People are unreasonable, illogical, and selfcentred. Love them anyway.

If you do good, people will accuse you of selfish, ulterior motives. Do good anyway.

If you are successful, you win false friends and enemies. Succeed anyway.

The good you do will be forgotten tomorrow. Do good anyway.

Honesty and frankness make you vulnerable. Be honest and frank anyway.

What you spend years building may be destroyed overnight. Build anyway.

People really need help but may attack you if you help them. Help people anyway.

Give the world the best you have, and you'll get kicked in the teeth. Give the world the best you've got anyway.

4. Our transfiguration Story is unlike any other experience in the Gospel. It not like a miracle to cure the blind, deaf and lame. It is not a parable to bring out a lesson. It is not a teaching to instruct the Apostles.  If one wants to link it with any of the Gospel events, I would call it part three of the Revelation of Jesus.

The first bit of revelation came in two parts, one with the appearance of the Angels to the Shepherds and telling them to go to Bethlehem, and the second part was the Star bringing the Magi to the same spot.

The Second is at the Baptism of Jesus, where the Father would tell us: This is my beloved Son.

The third is today, when the third part of the Revelation is the instruction: This my beloved Son, listen to Him.

5.  AT each stage we are given the choice of either Accepting the Word made flesh who dwells in our midst or of rejecting him. No one in their senses would reject the Word of God. What we do reject is his invitation to a way of life which is Radically different from the lure and enticement of the Society in which we live.

  • sell all you have and come follow me
  • if you want to follow me, pick up your cross daily.
  • if you loose your life for my sake, you will save it.
  • no one who puts his hand to the plough and looks back is worthy of the Kingdom
  • the Kingdom of God is for all, not only for the People of Israel.
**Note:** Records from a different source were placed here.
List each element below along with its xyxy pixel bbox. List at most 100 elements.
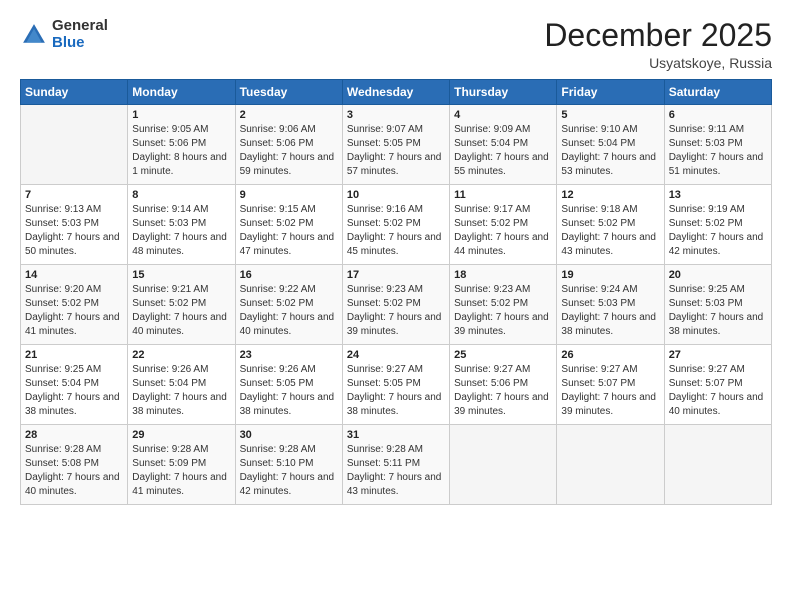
day-number: 20 — [669, 269, 767, 281]
day-info: Sunrise: 9:24 AMSunset: 5:03 PMDaylight:… — [561, 283, 659, 339]
day-info: Sunrise: 9:27 AMSunset: 5:07 PMDaylight:… — [669, 363, 767, 419]
day-info: Sunrise: 9:26 AMSunset: 5:04 PMDaylight:… — [132, 363, 230, 419]
day-cell: 25 Sunrise: 9:27 AMSunset: 5:06 PMDayligh… — [450, 345, 557, 425]
day-info: Sunrise: 9:06 AMSunset: 5:06 PMDaylight:… — [240, 123, 338, 179]
day-info: Sunrise: 9:28 AMSunset: 5:09 PMDaylight:… — [132, 443, 230, 499]
day-number: 10 — [347, 189, 445, 201]
day-cell: 1 Sunrise: 9:05 AMSunset: 5:06 PMDaylight… — [128, 105, 235, 185]
col-header-tuesday: Tuesday — [235, 80, 342, 105]
col-header-wednesday: Wednesday — [342, 80, 449, 105]
day-number: 13 — [669, 189, 767, 201]
col-header-monday: Monday — [128, 80, 235, 105]
day-number: 30 — [240, 429, 338, 441]
day-info: Sunrise: 9:27 AMSunset: 5:06 PMDaylight:… — [454, 363, 552, 419]
day-number: 28 — [25, 429, 123, 441]
calendar-table: SundayMondayTuesdayWednesdayThursdayFrid… — [20, 79, 772, 505]
page: General Blue December 2025 Usyatskoye, R… — [0, 0, 792, 612]
day-info: Sunrise: 9:13 AMSunset: 5:03 PMDaylight:… — [25, 203, 123, 259]
day-cell: 27 Sunrise: 9:27 AMSunset: 5:07 PMDayligh… — [664, 345, 771, 425]
day-number: 29 — [132, 429, 230, 441]
logo-blue-text: Blue — [52, 35, 108, 52]
day-cell — [664, 425, 771, 505]
month-title: December 2025 — [544, 18, 772, 53]
day-cell: 30 Sunrise: 9:28 AMSunset: 5:10 PMDayligh… — [235, 425, 342, 505]
day-number: 9 — [240, 189, 338, 201]
day-cell — [21, 105, 128, 185]
day-cell: 13Sunrise: 9:19 AMSunset: 5:02 PMDayligh… — [664, 185, 771, 265]
week-row-1: 1 Sunrise: 9:05 AMSunset: 5:06 PMDaylight… — [21, 105, 772, 185]
day-number: 17 — [347, 269, 445, 281]
day-number: 6 — [669, 109, 767, 121]
day-number: 15 — [132, 269, 230, 281]
logo-general-text: General — [52, 18, 108, 35]
day-info: Sunrise: 9:28 AMSunset: 5:11 PMDaylight:… — [347, 443, 445, 499]
day-cell: 14 Sunrise: 9:20 AMSunset: 5:02 PMDayligh… — [21, 265, 128, 345]
day-info: Sunrise: 9:14 AMSunset: 5:03 PMDaylight:… — [132, 203, 230, 259]
day-cell: 18Sunrise: 9:23 AMSunset: 5:02 PMDayligh… — [450, 265, 557, 345]
day-number: 2 — [240, 109, 338, 121]
day-cell: 31 Sunrise: 9:28 AMSunset: 5:11 PMDayligh… — [342, 425, 449, 505]
day-number: 27 — [669, 349, 767, 361]
day-cell — [557, 425, 664, 505]
day-info: Sunrise: 9:27 AMSunset: 5:05 PMDaylight:… — [347, 363, 445, 419]
day-cell: 26 Sunrise: 9:27 AMSunset: 5:07 PMDayligh… — [557, 345, 664, 425]
day-number: 3 — [347, 109, 445, 121]
day-info: Sunrise: 9:10 AMSunset: 5:04 PMDaylight:… — [561, 123, 659, 179]
week-row-2: 7 Sunrise: 9:13 AMSunset: 5:03 PMDaylight… — [21, 185, 772, 265]
day-cell: 3 Sunrise: 9:07 AMSunset: 5:05 PMDaylight… — [342, 105, 449, 185]
day-info: Sunrise: 9:21 AMSunset: 5:02 PMDaylight:… — [132, 283, 230, 339]
col-header-friday: Friday — [557, 80, 664, 105]
day-info: Sunrise: 9:05 AMSunset: 5:06 PMDaylight:… — [132, 123, 230, 179]
day-cell: 12Sunrise: 9:18 AMSunset: 5:02 PMDayligh… — [557, 185, 664, 265]
day-number: 7 — [25, 189, 123, 201]
logo-text: General Blue — [52, 18, 108, 51]
day-cell: 22Sunrise: 9:26 AMSunset: 5:04 PMDayligh… — [128, 345, 235, 425]
day-number: 23 — [240, 349, 338, 361]
day-cell: 9Sunrise: 9:15 AMSunset: 5:02 PMDaylight… — [235, 185, 342, 265]
day-number: 21 — [25, 349, 123, 361]
col-header-saturday: Saturday — [664, 80, 771, 105]
col-header-thursday: Thursday — [450, 80, 557, 105]
header-row: SundayMondayTuesdayWednesdayThursdayFrid… — [21, 80, 772, 105]
logo-icon — [20, 21, 48, 49]
day-cell: 23Sunrise: 9:26 AMSunset: 5:05 PMDayligh… — [235, 345, 342, 425]
day-cell: 19 Sunrise: 9:24 AMSunset: 5:03 PMDayligh… — [557, 265, 664, 345]
day-number: 11 — [454, 189, 552, 201]
day-number: 31 — [347, 429, 445, 441]
location: Usyatskoye, Russia — [544, 55, 772, 71]
day-info: Sunrise: 9:22 AMSunset: 5:02 PMDaylight:… — [240, 283, 338, 339]
day-number: 26 — [561, 349, 659, 361]
day-info: Sunrise: 9:20 AMSunset: 5:02 PMDaylight:… — [25, 283, 123, 339]
day-cell: 28 Sunrise: 9:28 AMSunset: 5:08 PMDayligh… — [21, 425, 128, 505]
day-info: Sunrise: 9:27 AMSunset: 5:07 PMDaylight:… — [561, 363, 659, 419]
day-info: Sunrise: 9:07 AMSunset: 5:05 PMDaylight:… — [347, 123, 445, 179]
title-block: December 2025 Usyatskoye, Russia — [544, 18, 772, 71]
day-cell: 17 Sunrise: 9:23 AMSunset: 5:02 PMDayligh… — [342, 265, 449, 345]
day-number: 4 — [454, 109, 552, 121]
day-cell: 24Sunrise: 9:27 AMSunset: 5:05 PMDayligh… — [342, 345, 449, 425]
day-cell: 20Sunrise: 9:25 AMSunset: 5:03 PMDayligh… — [664, 265, 771, 345]
day-cell: 16 Sunrise: 9:22 AMSunset: 5:02 PMDayligh… — [235, 265, 342, 345]
day-cell: 6Sunrise: 9:11 AMSunset: 5:03 PMDaylight… — [664, 105, 771, 185]
day-number: 1 — [132, 109, 230, 121]
week-row-5: 28 Sunrise: 9:28 AMSunset: 5:08 PMDayligh… — [21, 425, 772, 505]
day-info: Sunrise: 9:09 AMSunset: 5:04 PMDaylight:… — [454, 123, 552, 179]
day-info: Sunrise: 9:16 AMSunset: 5:02 PMDaylight:… — [347, 203, 445, 259]
day-cell: 4 Sunrise: 9:09 AMSunset: 5:04 PMDaylight… — [450, 105, 557, 185]
day-cell: 8 Sunrise: 9:14 AMSunset: 5:03 PMDaylight… — [128, 185, 235, 265]
day-info: Sunrise: 9:23 AMSunset: 5:02 PMDaylight:… — [347, 283, 445, 339]
day-number: 25 — [454, 349, 552, 361]
day-number: 14 — [25, 269, 123, 281]
day-info: Sunrise: 9:28 AMSunset: 5:08 PMDaylight:… — [25, 443, 123, 499]
day-number: 16 — [240, 269, 338, 281]
day-info: Sunrise: 9:23 AMSunset: 5:02 PMDaylight:… — [454, 283, 552, 339]
day-cell: 2 Sunrise: 9:06 AMSunset: 5:06 PMDaylight… — [235, 105, 342, 185]
day-info: Sunrise: 9:25 AMSunset: 5:04 PMDaylight:… — [25, 363, 123, 419]
day-info: Sunrise: 9:28 AMSunset: 5:10 PMDaylight:… — [240, 443, 338, 499]
day-number: 8 — [132, 189, 230, 201]
day-cell: 21 Sunrise: 9:25 AMSunset: 5:04 PMDayligh… — [21, 345, 128, 425]
day-cell: 10 Sunrise: 9:16 AMSunset: 5:02 PMDayligh… — [342, 185, 449, 265]
week-row-4: 21 Sunrise: 9:25 AMSunset: 5:04 PMDayligh… — [21, 345, 772, 425]
logo: General Blue — [20, 18, 108, 51]
day-number: 19 — [561, 269, 659, 281]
When Jesus said these things, they tried to stone him, they tried to take him to the cliff and throw him down, they sought to imprison him, they finally crucified him. But the invitation is still there: “I do not call you servants any longer, I call you friends. Abide in me.”  In the Transfiguration, we see the radical transformation of the appearance of Jesus. Jesus in turn invites us into a Repentance, a radical transformation from the interior. This is the call of our Baptism.